• Supernova 2008 ››  
  • About |
  • Agenda |
  • Speakers |
  • Sponsors |
  • Contact Us |
  • Information for Press

  • Search

  • Subscribe via RSS



  • Categories


  • Enterprise
  • General
  • Infrastructure and Communications
  • Interviews
  • Law and Policy
  • Marketing and Relationships
  • Media and Entertainment
  • Mixers
  • Monetization
  • Network Theory
  • Podcasts and Video
  • Session Content
  • Social Platforms
  • Society and Culture
  • Speakers
  • Sponsors and Sponsored Posts
  • Startups
  • Supernova Announcements
  • Supernova07
  • Supernova08
  • supernova2008


  • Attending Supernova?

    Then let people know by grabbing this graphic and plugging it into the sidebar of your blog.


  • Blog Archives

    • July 2008
    • June 2008
    • May 2008
    • April 2008
    • March 2008
    • July 2007
    • June 2007
    • May 2007
    • April 2007
    • March 2007
    • January 2007

Session: Introducing the Relationship Economy

by Isabel Hilborn

June 21, 2007 at 12:37 am · Filed under Session Content, Supernova07

Here I am, sitting in on the “Markets and Conversations” track at Supernova. I really enjoyed the first session, with David Weinberger and Doc Searls moderated by Jerry Michalski. I’ll toss in a few of my notes and comments. These aren’t direct quotes, and mistakes are mine - sorry!

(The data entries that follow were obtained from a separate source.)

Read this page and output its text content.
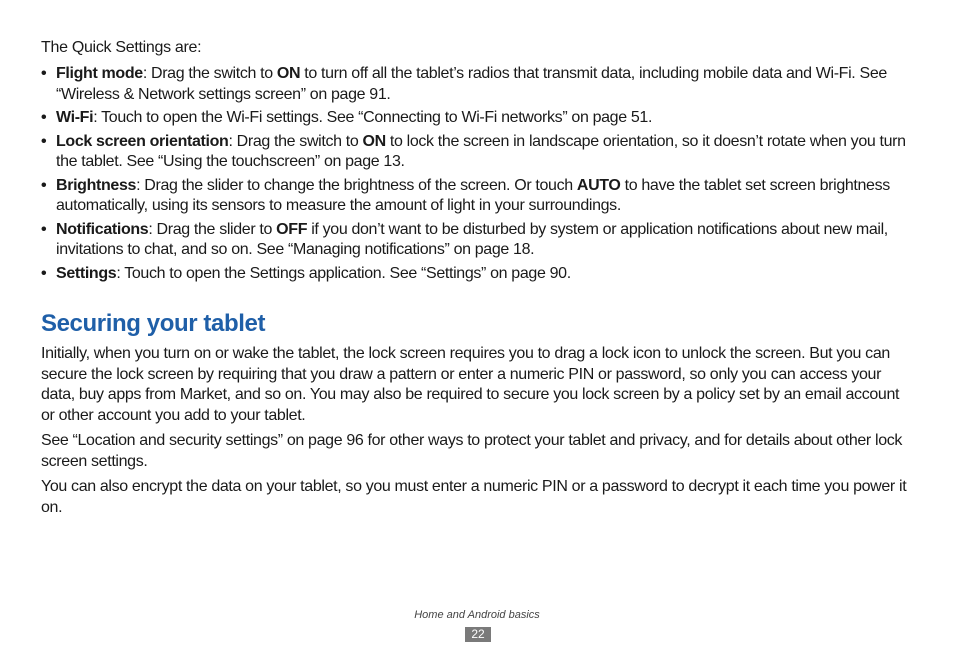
The Quick Settings are:

• Flight mode: Drag the switch to ON to turn off all the tablet’s radios that transmit data, including mobile data and Wi-Fi. See “Wireless & Network settings screen” on page 91.
• Wi-Fi: Touch to open the Wi-Fi settings. See “Connecting to Wi-Fi networks” on page 51.
• Lock screen orientation: Drag the switch to ON to lock the screen in landscape orientation, so it doesn’t rotate when you turn the tablet. See “Using the touchscreen” on page 13.
• Brightness: Drag the slider to change the brightness of the screen. Or touch AUTO to have the tablet set screen brightness automatically, using its sensors to measure the amount of light in your surroundings.
• Notifications: Drag the slider to OFF if you don’t want to be disturbed by system or application notifications about new mail, invitations to chat, and so on. See “Managing notifications” on page 18.
• Settings: Touch to open the Settings application. See “Settings” on page 90.
Securing your tablet

Initially, when you turn on or wake the tablet, the lock screen requires you to drag a lock icon to unlock the screen. But you can secure the lock screen by requiring that you draw a pattern or enter a numeric PIN or password, so only you can access your data, buy apps from Market, and so on. You may also be required to secure you lock screen by a policy set by an email account or other account you add to your tablet.

See “Location and security settings” on page 96 for other ways to protect your tablet and privacy, and for details about other lock screen settings.

You can also encrypt the data on your tablet, so you must enter a numeric PIN or a password to decrypt it each time you power it on.

Home and Android basics
22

Dw: it’s hard for marketers to join conversations. They’ve been trained to talk a certain way. We’ve seen lots of wonderful corporate blogging of course. Engineers who naturally are more free do a better job of it than many marketers.
Doc: Although they’ve at times been stomped down when they’re honest.
DW: Marketers everywhere now want to “bring the conversation in”. When Sun starts automatically aggregating the existing blog posts, it’s great, but it’s different from the marketers joining. Really, Jonathan Schwartz is a great blogger.
Tom Mandel: a CEO blog is classic marketing, it’s not “joining the conversation”. Not that they’re not interesting or sincere… but this is a side effect, the point is it’s a show put on by the CEO.
Doc: So are you saying it’s “just a show”?
Tom: I don’t mean to minimize it, I’m saying it’s inevitably a show.
DW: He’s accepting comments, he’s responding… this is different from the “news from the CEO” memo put out by the PR office.
Doc: It sounds like Jonathan and it’s real. So it’s different. You recognize his voice.

IWH: I’m going to take a moment here, and this is my prerogative as a blogger, to editorialize about what I’m hearing here. I’ll put my own thoughts in italics. This conversation, to me, is really about getting back to basics because marketers have gotten so off track. If we hadn’t gotten ourselves into a situation where hired guns were speaking on behalf of the CEO and all corporate communications had to be pre-approved message soundbytes, we wouldn’t need to be getting out of the situation so desperately. This conversation is about saving marketing.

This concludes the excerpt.